LOUISVILLE, Ky. (Dec. 28, 2001)—The tumultuous year that 2001 was brought hardship to all industries, and the retreading industry was no exception.
The events surrounding Sept. 11 continue to cast uncertain shadows over the U.S. economy, making it more difficult than in past years to forecast the tire industry's fortunes in 2002, according to Marvin Bozarth, executive director of the International Tire & Rubber Association.
Mr. Bozarth, writing in the December issue of the Tire Retreading/Repair Journal, reported that retread units declined across the board in all categories in 2001 as retreaders experienced a depressed market for the first half of the year. A gradual increase in retreading occurred from July to August, paving the way for an upsurge in retread output from October through December.
In his annual synopsis of the previous year's activity, Mr. Bozarth noted that continuous news coverage on tire industry investigations by the National Highway Traffic Safety Administration due to the Firestone recall as well as passage of the Transportation Recall Enhancement Accountability and Documentation (TREAD) Act by Congress signal a trend toward more government involvement with the tire industry.
“It is only a matter of time before all tires used on public highways will come under closer scrutiny of NHTSA,” Mr. Bozarth wrote. “The manufacture, sale and service of every type of tire will be covered under new rules in the future.”
Besides the tire industry's new-found notoriety, retreaders faced other challenges, according to Mr. Bozarth, who said he has not seen any of the tire price hikes announced earlier in the year stick. Tread rubber prices also rose by 3 percent during the first half of the year, but many retreaders failed to pass along those cost increases to their larger customers, he reported.
Other production cost increases also impacted retreaders in 2001, as natural gas, electric and gasoline prices skyrocketed early in the year. Some of those costs should decline substantially in the first half of 2002, Mr. Bozarth predicted. He believes most retreaders were able to keep their labor increases under 3.5 percent, but many still had to deal with 3- to 4-percent price hikes for raw materials.
In addition to these challenges, growth in the retread industry in 2001 remained flat, largely due to consolidation. The number of retread plants in the U.S. dropped to 1,082 in 2001, from 1,123, according to Mr. Bozarth. Of those, 62 companies own 343 plants while the remaining 739 are owned by 366 companies, an average of two plants per company. Seven percent of the companies control 32 percent of retread plants.

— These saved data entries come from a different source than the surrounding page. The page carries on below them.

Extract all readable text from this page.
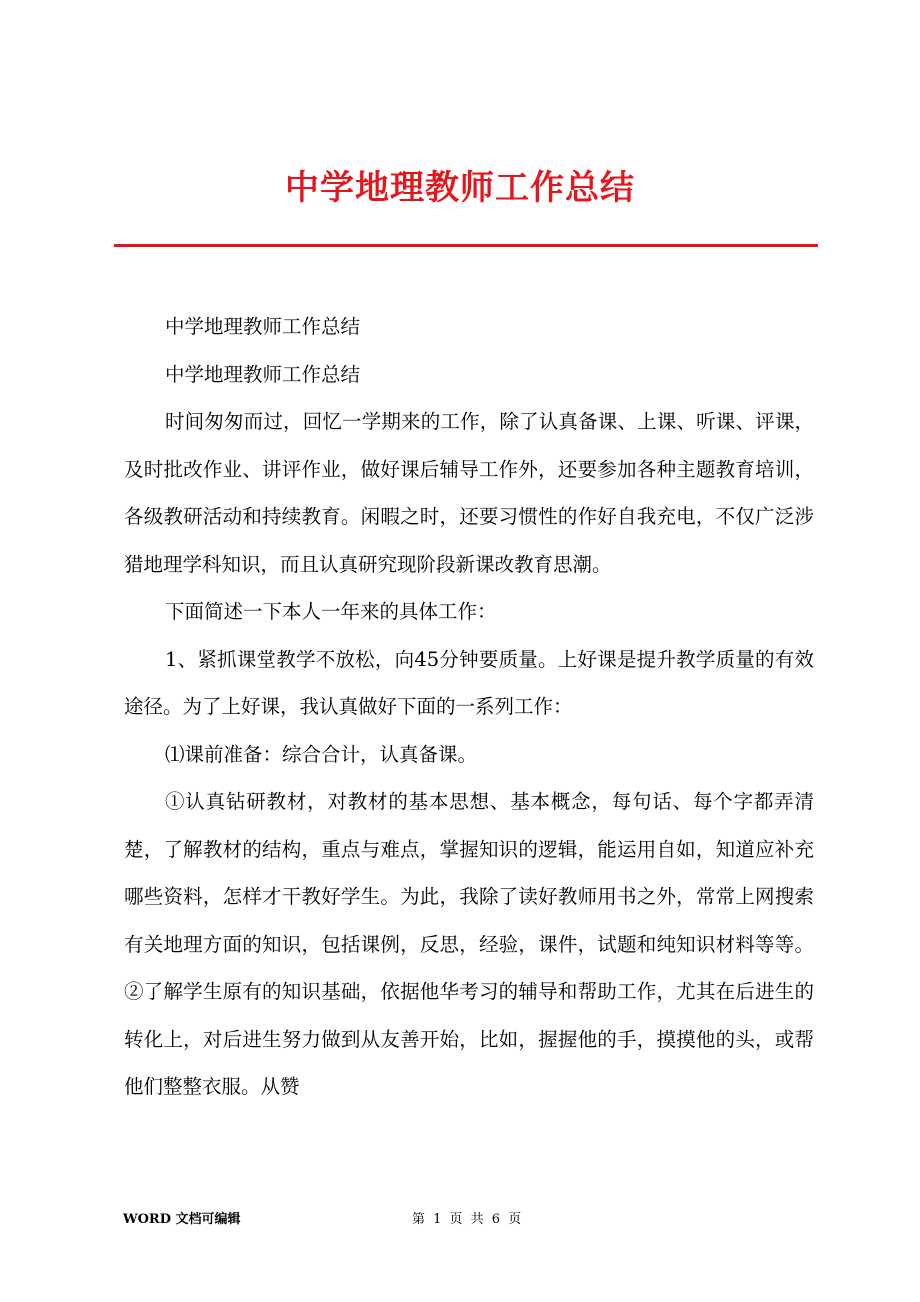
中学地理教师工作总结

中学地理教师工作总结

中学地理教师工作总结

时间匆匆而过，回忆一学期来的工作，除了认真备课、上课、听课、评课，及时批改作业、讲评作业，做好课后辅导工作外，还要参加各种主题教育培训，各级教研活动和持续教育。闲暇之时，还要习惯性的作好自我充电，不仅广泛涉猎地理学科知识，而且认真研究现阶段新课改教育思潮。

下面简述一下本人一年来的具体工作：

1、紧抓课堂教学不放松，向45分钟要质量。上好课是提升教学质量的有效途径。为了上好课，我认真做好下面的一系列工作：

⑴课前准备：综合合计，认真备课。

①认真钻研教材，对教材的基本思想、基本概念，每句话、每个字都弄清楚，了解教材的结构，重点与难点，掌握知识的逻辑，能运用自如，知道应补充哪些资料，怎样才干教好学生。为此，我除了读好教师用书之外，常常上网搜索有关地理方面的知识，包括课例，反思，经验，课件，试题和纯知识材料等等。②了解学生原有的知识基础，依据他华考习的辅导和帮助工作，尤其在后进生的转化上，对后进生努力做到从友善开始，比如，握握他的手，摸摸他的头，或帮他们整整衣服。从赞

WORD 文档可编辑	第 1 页 共 6 页
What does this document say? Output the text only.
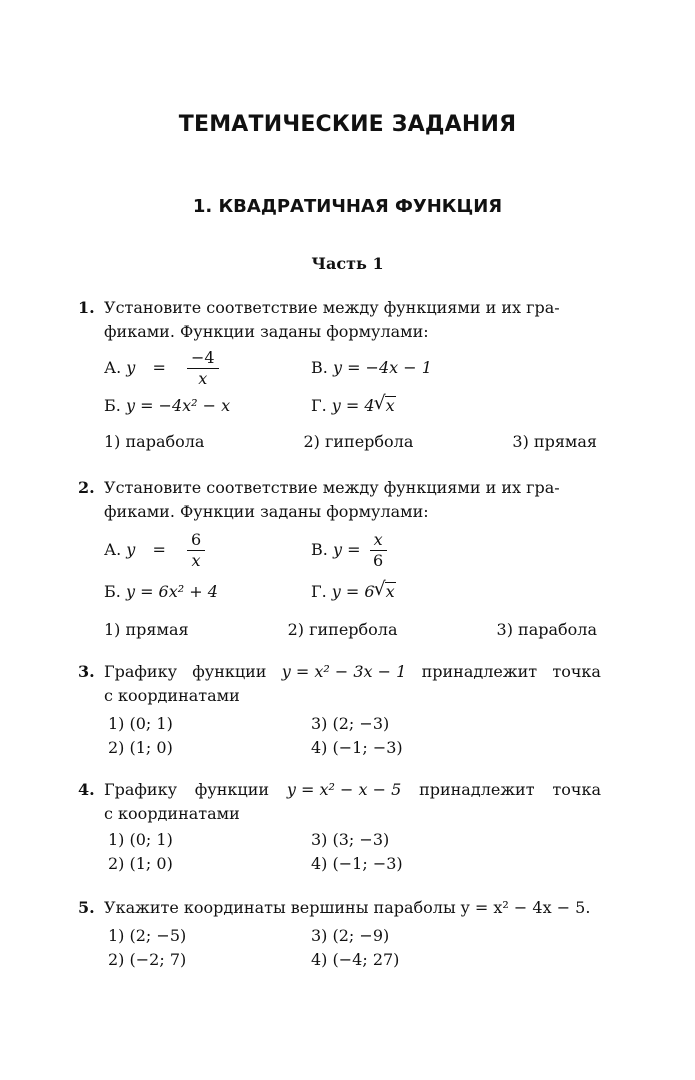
ТЕМАТИЧЕСКИЕ ЗАДАНИЯ
1. КВАДРАТИЧНАЯ ФУНКЦИЯ
Часть 1
1. Установите соответствие между функциями и их гра-
фиками. Функции заданы формулами:
А. $y = \frac{-4}{x}$	В. y = −4x − 1
Б. y = −4x² − x	Г. y = 4 √ x
1) парабола	2) гипербола	3) прямая
2. Установите соответствие между функциями и их гра-
фиками. Функции заданы формулами:
А. $y = \frac{6}{x}$	В. $y = \frac{x}{6}$
Б. y = 6x² + 4	Г. y = 6 √ x
1) прямая	2) гипербола	3) парабола
3. Графику функции y = x² − 3x − 1 принадлежит точка
с координатами
1) (0; 1)
2) (1; 0)
3) (2; −3)
4) (−1; −3)
4. Графику функции y = x² − x − 5 принадлежит точка
с координатами
1) (0; 1)
2) (1; 0)
3) (3; −3)
4) (−1; −3)
5. Укажите координаты вершины параболы y = x² − 4x − 5.
1) (2; −5)
2) (−2; 7)
3) (2; −9)
4) (−4; 27)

Few franchise changes among independent tire dealers occurred in the past year. Michelin North America Inc.'s rapid growth in retreading slowed to “a virtual standstill” with 39 operating plants in the U.S., Mr. Bozarth reported.
Passenger tire retreading continued its decline with the closing of several small plants and reduced production from some larger plants. Mr. Bozarth said he expects this segment's production to fall to 550,000 units in 2001 from 650,000 units in 2000. For 2002, he predicted that passenger tire retreading would tumble to 470,000 units.
Light truck tire retreading also decreased in 2001 as the low cost and availability of new light truck tires forced many retreaders to concentrate on medium truck sizes. Light truck units slipped to 5.3 million units from 2000's 5.6 million units, and projections indicate further declines to 5 million units in 2002, he said.
Production of medium truck tire retread units and off-the-road units also declined. Medium truck tire retread units fell 5.5 percent from 2000 to 15.6 million. However, Mr. Bozarth said he expected the medium truck tire retread market to recover to 17.1 million units in 2002 based on renewed demand at the end of 2001.
OTR retreading units slid 5.1 percent to 451,000 units in 2001 with recovery expected in 2002 to 473,000 units, according to Mr. Bozarth, noting that some OTR retreaders report that radial tires account for as much as 60 percent of their retread output.
Perhaps the segment of the retread/repair market that fared the best was section repairing, which Mr. Bozarth attributed to the training programs offered by repair material manufacturers that have helped increase technicians' expertise. He said some OTR retreaders who saw a 5-percent decline in retreading output experienced an 8-percent jump in repairing.
Mr. Bozarth cited other positive signs for the new year, including more available workers because of layoffs, improving inspection technology, retreaders rejecting repairs on tires with excessive injuries and a mild winter.
“(Mild weather) should help maintain the growth in retreading seen during the last few months,” Mr. Bozarth wrote. “If the mild weather continues, it should also help keep the price of fuel and heating oils at very affordable levels.”
Viewed from another perspective, retread business in 2001 “stunk” for most dealers but 2002 should be “significantly better,” according to Harvey Brodsky, managing director of the Tire Retread Information Bureau.
Mr. Brodsky told Tire Business most retreaders he has talked to have seen “a definite uptick” in retread sales since Sept. 11, with many saying they had the “best October ever” in sales. An upswing in business, he said, should continue in 2002, particularly because the U.S. government has lifted all regulations that have affected the retreading industry negatively, opening a new door of opportunity for retreaders to service government vehicles.
In the private sector, Mr. Brodsky said fleets are cutting tire costs after a tough year, which bodes well for retreaders.
Although Mr. Bozarth believes that NHTSA will scrutinize retreads more closely in the future, Mr. Brodsky said he doesn't believe that will happen soon because the government is more focused on issues concerning Sept. 11. If Congress should pressure NHTSA to develop more regulations for the retread industry under the TREAD Act, the end result will be a better product, Mr. Brodsky said.